Saturday, 19 December 2009

Cryptozoologists are useful!

Cryptozoologists don’t just find monsters. They often find unknown species and even things that have been lost that are historically important. The late Robert Rines found several things in Loch Ness from ancient stone circles to this, a fitting memorial in some ways to his own tenacity and determination, like that of the pilots of WW2.

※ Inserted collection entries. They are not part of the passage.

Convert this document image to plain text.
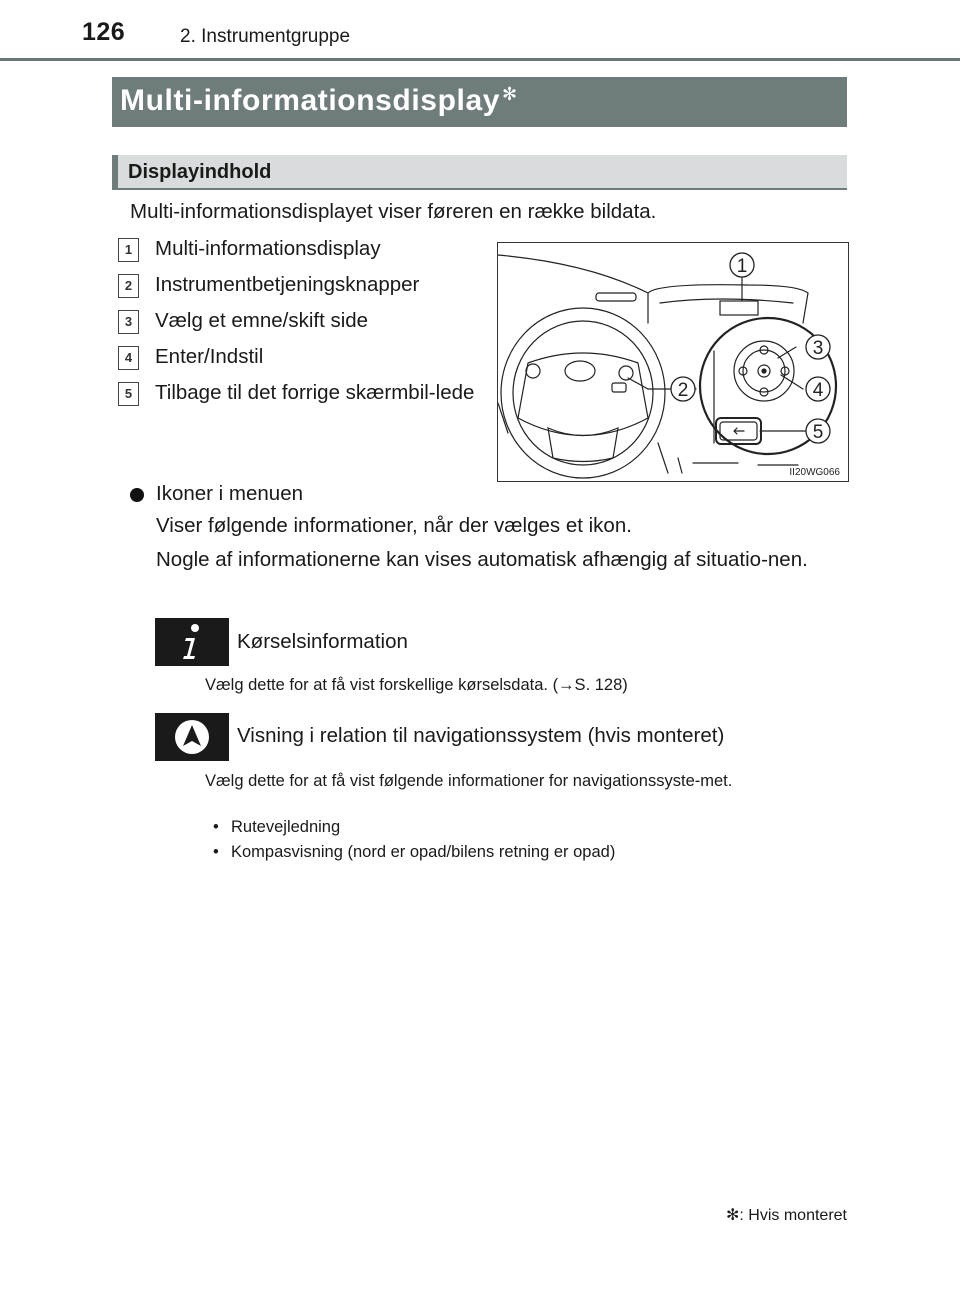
126	2. Instrumentgruppe
Multi-informationsdisplay ✻
Displayindhold
Multi-informationsdisplayet viser føreren en række bildata.
1	Multi-informationsdisplay
2	Instrumentbetjeningsknapper
3	Vælg et emne/skift side
4	Enter/Indstil
5	Tilbage til det forrige skærmbil-lede
1
2
3
4
5
II20WG066
Ikoner i menuen
Viser følgende informationer, når der vælges et ikon.
Nogle af informationerne kan vises automatisk afhængig af situatio-nen.
Kørselsinformation
Vælg dette for at få vist forskellige kørselsdata. (→S. 128)
Visning i relation til navigationssystem (hvis monteret)
Vælg dette for at få vist følgende informationer for navigationssyste-met.
• Rutevejledning
• Kompasvisning (nord er opad/bilens retning er opad)
✻: Hvis monteret
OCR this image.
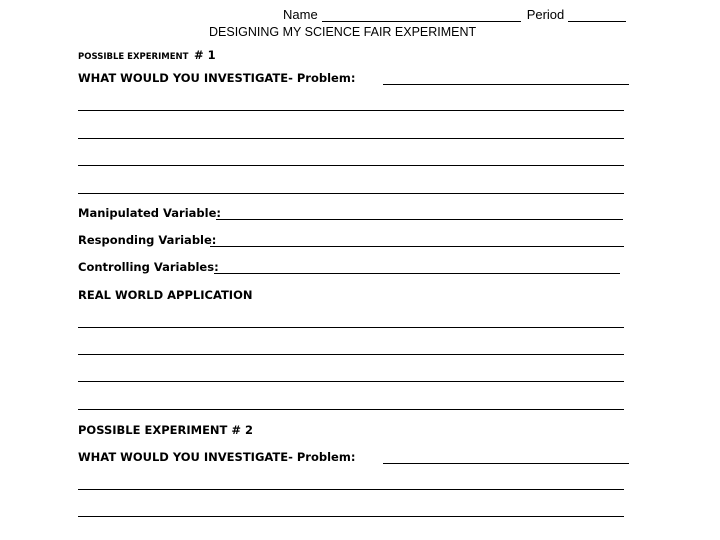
Name	Period
DESIGNING MY SCIENCE FAIR EXPERIMENT
POSSIBLE EXPERIMENT # 1
WHAT WOULD YOU INVESTIGATE- Problem:
Manipulated Variable:
Responding Variable:
Controlling Variables:
REAL WORLD APPLICATION
POSSIBLE EXPERIMENT # 2
WHAT WOULD YOU INVESTIGATE- Problem:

Extract from full article: Just over a year after the battle, R for Robert crashed into Loch Ness while on a training flight from RAF Lossiemouth on Hogmanay 1940 and remained lost until Nessie hunter Robert Rines discovered the wreckage while searching the bed of the loch. "When we found it in 1978, it was intact, but I went back in 1981 and the fuselage had been torn apart," Robin said. People had been trying to grapple for souvenirs, so we had to salvage it or lose it all together. I managed to get the backing of the National Heritage Memorial Fund and huge oil companies like Oceaneering International jumped at the chance to get involved. Had I actually had to pay for their services, it would have been about £20 million to recover her. "An aircraft had never been recovered from 70 metres before and I honestly don't think it could happen again because of cost." After 45 years beneath the loch, R for Robert was finally craned out of the water at Bona Lighthouse on 21st September 1985. "It was almost perfect," Robin added. "The people from Brooklands were astonished at the condition of the aircraft."